Pinkel does offer up a football thought to new Mizzou coach Eli Drinkwitz every once in a while, but mostly keeps his distance.

"I stay back. They don't need Gary Pinkel roaming around the halls," Pinkel said. "I talk to coach Drink probably once a month or so. I just really want him to do well."

The landscape of college athletics is quite different than the one he left just a few years ago in 2015.

With the institution of name, image and likeness opportunities for players and the explosion of the transfer portal, college football is a bit like the wild west at the moment. Pinkel has some thoughts on how he'd handle things.

"You'd have to do it. You'd have to jump in," Pinkel said about utilizing NIL and transfer portal opportunities. "The trouble I have is I don't know if it's going to become a bidding war and the amount of money that's gonna be out there. Is that all done upfront and the right way and everything else? The portal I'd say go two years and then you'd have three years of eligibility after it. One of the great things about football and all sports is you fall down, you get back up, you brush the dust off and go back to work. You don't go to the portal and say, 'I don't want to be here. You don't treat me very well. I'm gonna leave.' That's not what sport is about. Sport teaches a lot more than that. That's why I'd want them to adjust the portal a little bit."

When he looks back on his career as the winningest coach in Mizzou history though, Pinkel just hopes his players knew he was someone who wanted the best for them.

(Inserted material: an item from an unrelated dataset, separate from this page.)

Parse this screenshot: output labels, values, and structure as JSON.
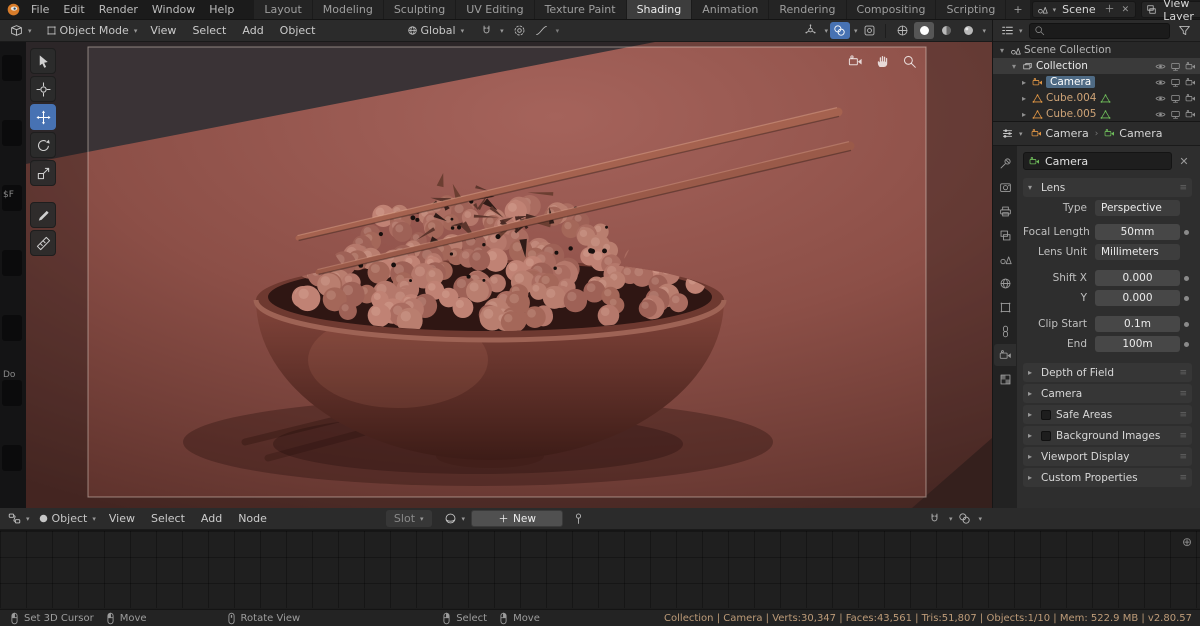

"I would want him (a former player) to say that he (Pinkel) cared about us. That we weren't just football players. I can trust him. Education was very important to him, work ethic and all the different values we taught our players. And we didn't do it because it sounded good in-home recruiting, that's what we did. At the end of the day that's what we did," Pinkel said when asked what he'd hope a former player would say about him. "We did all the things we told them we'd do. And I want them to walk out four years later, which they did... Saw them as freshmen and then walk out after their senior banquet with their bowtie on and they were completely different men. And our stamp was on them. Certainly their mom and dad was, but our stamp without a question was on them. And I think most of our players saw that. Were we perfect all the time? No. But at the end of the day my players knew we really cared about them."